Data Protection 101

(Download as PDF here)

Note: Whilst this document refers mostly to laws in EU countries, all of the principles are relevant anywhere in the world.

When you run a Dojo you will amass a lot of information from various sources about people who attend or are interested in your Dojo, from information about the kids who register each week to information about mentors from their background checks. When handling this information it’s important to keep in mind that these people have trusted you to keep this information safe, and as such it’s important to respect it and make sure that it is kept secure.

8 Rules of Data Protection

1. Obtain and process information fairly

It is important that you only collect the information that you need to run your Dojo. The

person must be aware that you are collecting it, and understand what it will be used for.

In the case of a child’s information, you should make sure the parent also understands

that you are collecting it and what the data will be used for.

2. Keep it only for one or more specified, explicit, lawful purposes

In general a person should know the reason/s why you are collecting and retaining their data. The purpose for which the data is being collected should be a lawful one. You should be aware of the different sets of data which you keep and the specific purpose of each.

3. Use and disclose it only in ways compatible with these purposes

You should only use the information you collect for the purpose you collected it for. For example, you shouldn’t use a phone number which was only given as an “emergency contact” to send promotional text messages advertising the sessions. This purpose should also be made obvious to the person providing the information.

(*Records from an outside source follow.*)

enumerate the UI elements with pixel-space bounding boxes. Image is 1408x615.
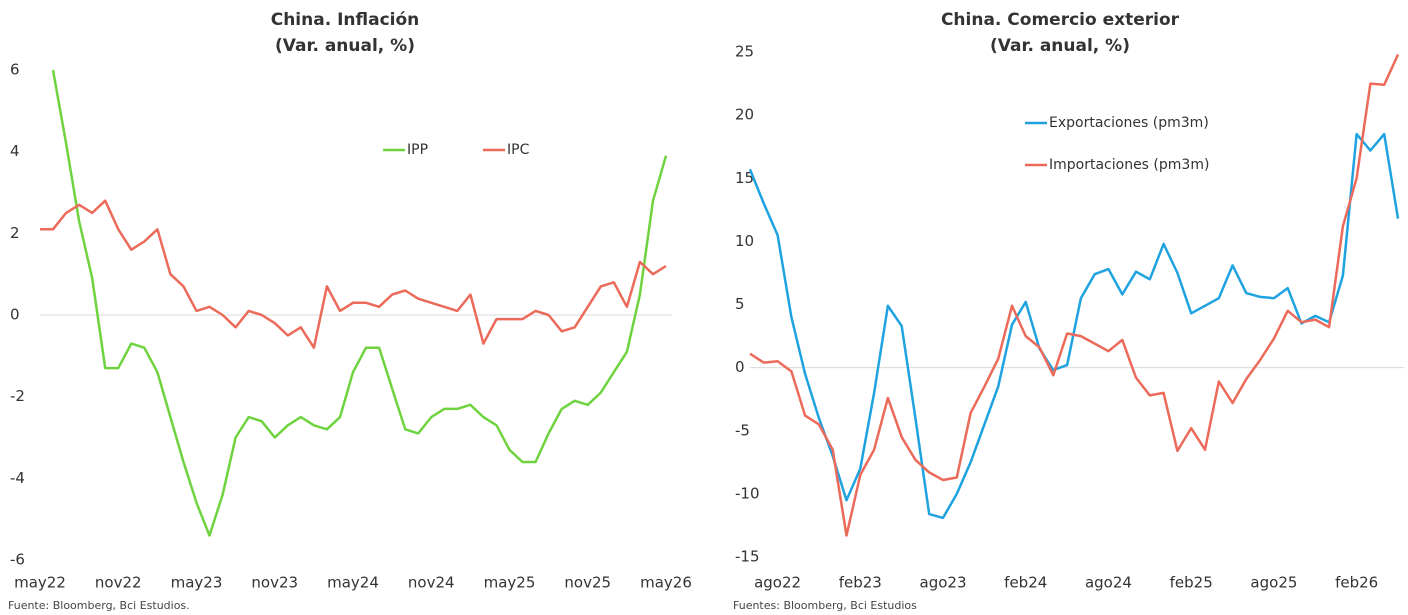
y-tick-label: 25 bbox=[735, 43, 754, 61]
y-tick-label: 15 bbox=[735, 169, 754, 187]
chart-subtitle: (Var. anual, %) bbox=[275, 36, 415, 56]
legend-label: IPC bbox=[507, 142, 530, 158]
y-tick-label: 6 bbox=[10, 61, 20, 79]
chart-title: China. Inflación bbox=[271, 10, 420, 30]
x-tick-label: nov23 bbox=[251, 574, 298, 592]
x-tick-label: may24 bbox=[327, 574, 379, 592]
y-tick-label: 0 bbox=[735, 358, 745, 376]
y-tick-label: 10 bbox=[735, 232, 754, 250]
y-tick-label: -10 bbox=[735, 484, 760, 502]
y-tick-label: -5 bbox=[735, 421, 750, 439]
series-line bbox=[40, 199, 667, 349]
y-tick-label: -6 bbox=[10, 551, 25, 569]
chart-subtitle: (Var. anual, %) bbox=[990, 36, 1130, 56]
y-tick-label: 5 bbox=[735, 295, 745, 313]
series-line bbox=[749, 53, 1400, 537]
x-tick-label: feb23 bbox=[839, 574, 882, 592]
source-note: Fuente: Bloomberg, Bci Estudios. bbox=[8, 599, 190, 612]
series-line bbox=[51, 69, 668, 537]
y-tick-label: -2 bbox=[10, 387, 25, 405]
y-tick-label: -4 bbox=[10, 469, 25, 487]
x-tick-label: nov24 bbox=[408, 574, 455, 592]
y-tick-label: 4 bbox=[10, 142, 20, 160]
x-tick-label: feb26 bbox=[1335, 574, 1378, 592]
x-tick-label: ago25 bbox=[1250, 574, 1297, 592]
legend-label: IPP bbox=[407, 142, 428, 158]
legend-label: Importaciones (pm3m) bbox=[1049, 157, 1209, 173]
x-tick-label: may22 bbox=[14, 574, 66, 592]
x-tick-label: feb24 bbox=[1004, 574, 1047, 592]
x-tick-label: may23 bbox=[171, 574, 223, 592]
x-tick-label: may25 bbox=[484, 574, 536, 592]
x-tick-label: nov25 bbox=[564, 574, 611, 592]
x-tick-label: ago24 bbox=[1085, 574, 1132, 592]
x-tick-label: feb25 bbox=[1170, 574, 1213, 592]
x-tick-label: may26 bbox=[640, 574, 692, 592]
x-tick-label: ago22 bbox=[754, 574, 801, 592]
y-tick-label: 20 bbox=[735, 106, 754, 124]
chart-title: China. Comercio exterior bbox=[941, 10, 1180, 30]
legend-label: Exportaciones (pm3m) bbox=[1049, 115, 1209, 131]
series-line bbox=[748, 132, 1400, 520]
y-tick-label: 0 bbox=[10, 306, 20, 324]
x-tick-label: ago23 bbox=[920, 574, 967, 592]
source-note: Fuentes: Bloomberg, Bci Estudios bbox=[733, 599, 917, 612]
x-tick-label: nov22 bbox=[95, 574, 142, 592]
y-tick-label: 2 bbox=[10, 224, 20, 242]
y-tick-label: -15 bbox=[735, 548, 760, 566]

4. Keep it safe and secure

You should keep data physically and digitally safe and secure. Use encryption where data is stored “at rest” on laptops, whole disk encryption like BitLocker on Windows or FileVault on Mac should be used. If there are cabinets where you keep physical files, such as Garda Vetting forms, they should be locked securely when they aren’t in use.

You should also make sure that only people who need access to the data have access to it. Mentors, for example, probably do not need access to all email addresses on your mailing list.

5. Keep it accurate, complete and up-to-date

You should keep the data up-to-date, and ensure that people have the opportunity and ability to update the data where they need to.

6. Ensure that it is adequate, relevant and not excessive

Only keep information that you need. For example, you should not collect details such as a child’s race or religion unless it is relevant to the activity that you are doing.

7. Retain it for no longer than is necessary for the purpose or purposes

Do not hold data infinitely. You should destroy any data you hold once it becomes unnecessary to hold the information for the purpose that you originally collected it. For example, if someone who is not otherwise involved wishes to be removed from a mailing list you should delete their personal information.

8. Give a copy of his/her personal data to an individual, on request

When someone asks for a copy of their information you should provide them with it. This does not extend to data relating to another person.